À Fédala, le paysage ne porte pas toujours au rêve ; à l'horizon derrière la maison, il n'y a qu'un champ parsemé de boîtes de conserve rouillées, de chardons desséchés au soleil, de sacs en plastique déchirés accrochés comme des étendards à leurs branches. Par-ci, par-là des cadavres d'ustensiles ménagers voisinent avec celui d'un chat ou d'un oiseau.
Et cependant, dans cet univers chaotique nous trouvions quelque chose à admirer, les épis de blé et les frêles coquelicots, comme autant de miracles sortis de cette terre rouge, dure comme de la roche.

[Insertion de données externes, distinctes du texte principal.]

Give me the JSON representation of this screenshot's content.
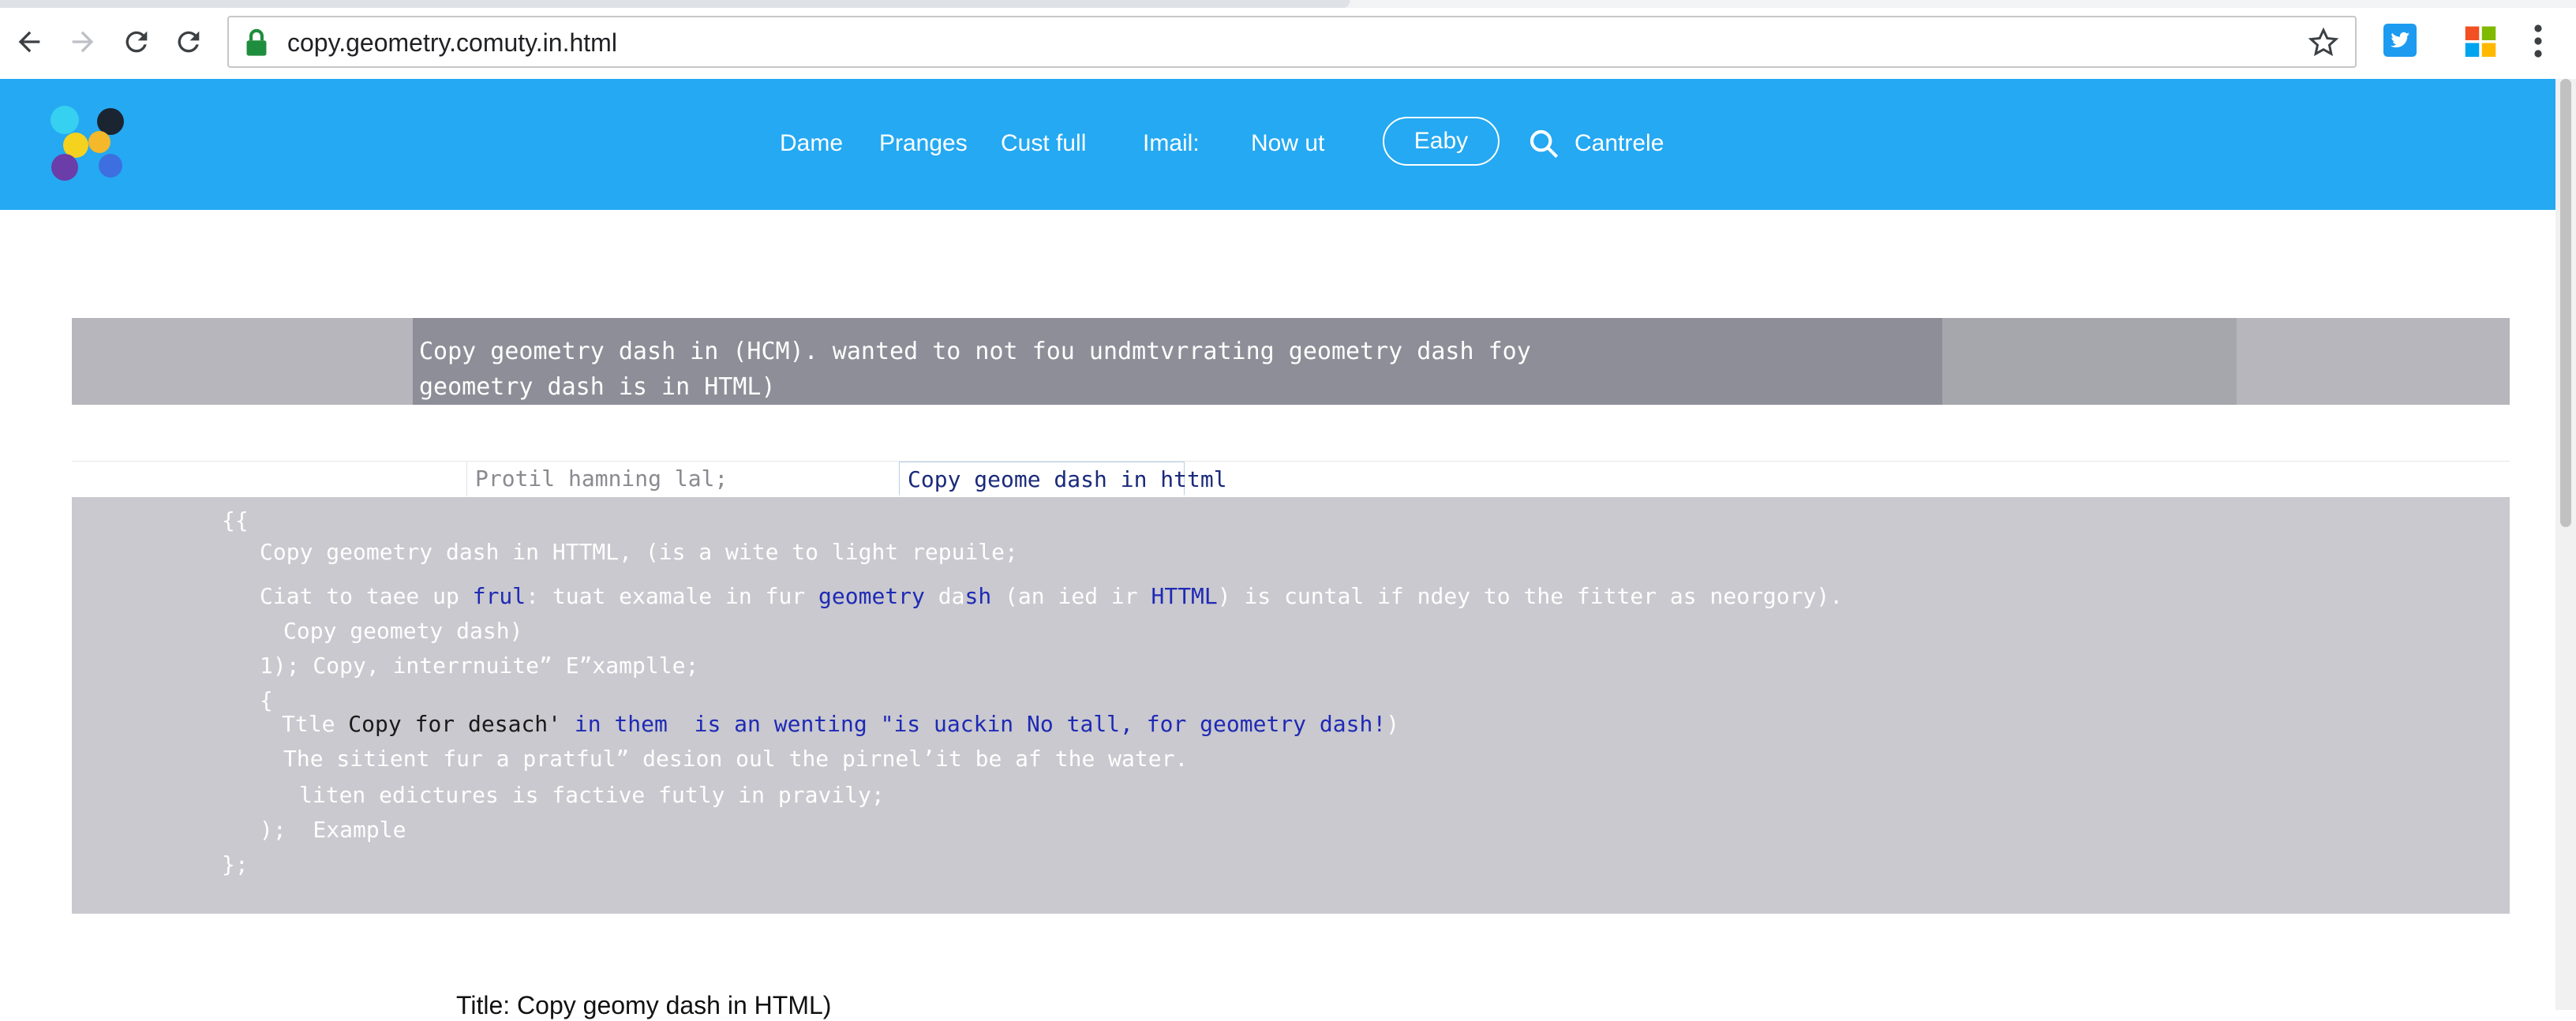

Je ne parle pas du ciel. Le ciel de Fédala est toujours bleu, si bien que l'on ne s'en réjouit pas. Aucun nuage n'entache jamais l'horizon. Le bleu est la couleur normale. Un bleu plat, un bleu sans surprise. Figé, bloqué sur la touche indigo.
Le ciel et les habitants de la région forment un vieux couple. Mes parents aussi étaient un vieux couple et mon père ne s'émouvait plus depuis longtemps de la beauté de sa femme. C'est ainsi. Fifi prétendait qu'à Paris le ciel est vivant, qu'il gronde, s'illumine, passe du bleu au noir, change sans cesse.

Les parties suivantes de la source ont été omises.